There is nothing quite like a chronic, potentially fatal disease to make a person take a hard look at his or her priorities in life, and that's exactly what I did. I was 32 years old--at that time, it seemed old--and I still hadn't written my first novel. I decided to make it my priority. That meant that every day, from then on, I would devote the best part of my mental resources to my writing. I would write in the morning before I went to work. I would read everything I could find about writing. I would read novels analytically, striving to understand how the authors had created their complex worlds, characters, and stories. I would think of myself as a writer who happened to work in marketing, not as a marketing veep who wanted to be a writer.
In other words, I decided, all over again, to become a writer.
I wish I could claim that plots immediately began to crystallize in my head, that the words flowed like water, and that I never looked back. But that would be a lie. My commitment to the writer's life didn't take.
Sure, I produced plenty of pages of typewritten prose. I was up at four in the morning typing away. The vampire novel wasn't working. I moved onto a crime novel, then a sci-fi novel, then a scattering of unrelated, unfinished short stories. None of it was publishable--I didn't even try to sell any of it. I was still deeply involved in the painter cap business, which we had chopped up and parceled out to our creditors. I ended up with a similar job in a similar company, and although the stress levels improved, the job still sucked up most of my creative juices. Over the next three years my commitment to my writing slowly faded. My new company developed its own financial and cultural crisis, my diabetes care became routine, and my writing activity became increasingly sporadic and fragmented.

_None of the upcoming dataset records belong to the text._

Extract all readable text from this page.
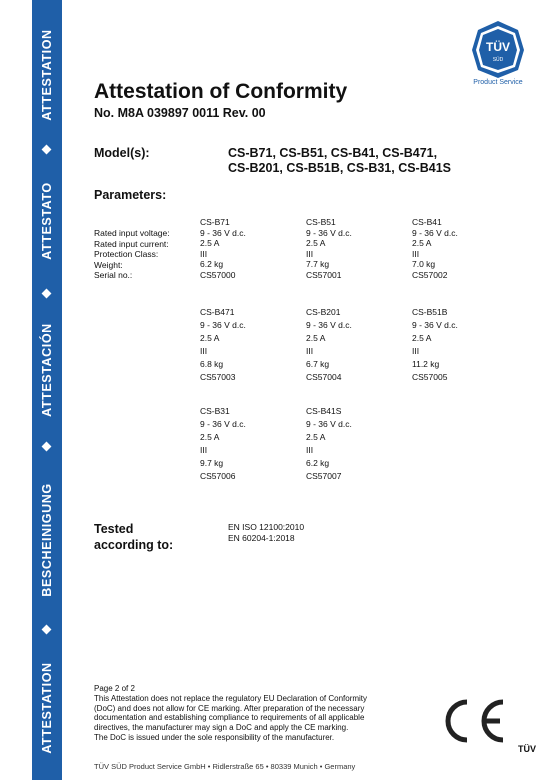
ATTESTATION
ATTESTATO
ATTESTACIÓN
BESCHEINIGUNG
ATTESTATION
TÜV
SÜD
Product Service
Attestation of Conformity
No. M8A 039897 0011 Rev. 00
Model(s):	CS-B71, CS-B51, CS-B41, CS-B471,
CS-B201, CS-B51B, CS-B31, CS-B41S
Parameters:
Rated input voltage:
Rated input current:
Protection Class:
Weight:
Serial no.:
CS-B71
9 - 36 V d.c.
2.5 A
III
6.2 kg
CS57000
CS-B51
9 - 36 V d.c.
2.5 A
III
7.7 kg
CS57001
CS-B41
9 - 36 V d.c.
2.5 A
III
7.0 kg
CS57002
CS-B471
9 - 36 V d.c.
2.5 A
III
6.8 kg
CS57003
CS-B201
9 - 36 V d.c.
2.5 A
III
6.7 kg
CS57004
CS-B51B
9 - 36 V d.c.
2.5 A
III
11.2 kg
CS57005
CS-B31
9 - 36 V d.c.
2.5 A
III
9.7 kg
CS57006
CS-B41S
9 - 36 V d.c.
2.5 A
III
6.2 kg
CS57007
Tested
according to:
EN ISO 12100:2010
EN 60204-1:2018
Page 2 of 2
This Attestation does not replace the regulatory EU Declaration of Conformity
(DoC) and does not allow for CE marking. After preparation of the necessary
documentation and establishing compliance to requirements of all applicable
directives, the manufacturer may sign a DoC and apply the CE marking.
The DoC is issued under the sole responsibility of the manufacturer.
TÜV SÜD Product Service GmbH • Ridlerstraße 65 • 80339 Munich • Germany
TÜV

Then I caught a lucky break: I got fired.
Getting fired was almost as good for my writing as getting diabetes. In some ways it was better, because I suddenly had a lot of time on my hands. And I was five years older.
Once again, I had decided to become a writer. This time, it took.
I soon became well-published, fabulously wealthy, worshipped by billions. I have written novels about poker players, counterfeiters, taco vendors, time travelers and lottery winners, religious cultists and all sorts of other curious creatures...but where were the diabetic vampires?
Well, it took me 25 years, one chronic disease, one firing--and a few other horrific events that we don't have time to discuss here today--but I finally got back to that vampire novel. It turned out to be a completely different book than I had envisioned. It's a young adult novel now, the story of a sixteen-year-old girl with diabetes who develops a theory about diabetes and vampirism--a theory based upon my research in New Orleans a quarter of a century ago. Sweetblood was published in 2003.
I love being a writer for many reasons. But wealth, fame and adulation are no longer at the top of the list. That is fortunate for me, as I have enjoyed little enough of all three. Yes, sadly, I lied: I'm not really wealthy, nor am I worshipped by billions. Half a dozen, maybe--if you include my dogs. Today, the important things are the freedom, the flexibility, and the labor of writing itself. Even more important is the knowledge that no part of my life has been wasted. Nearly every experience I've had in this life becomes grist for the creative mill. Every lousy job, every embarrassing faux pas, every physical injury, every wrong turn--it all goes into the hopper.
I would rather not have diabetes. And I did not particularly enjoy going broke, or being fired. But I would not be writing today had those events not occurred, and I certainly would not have written Sweetblood.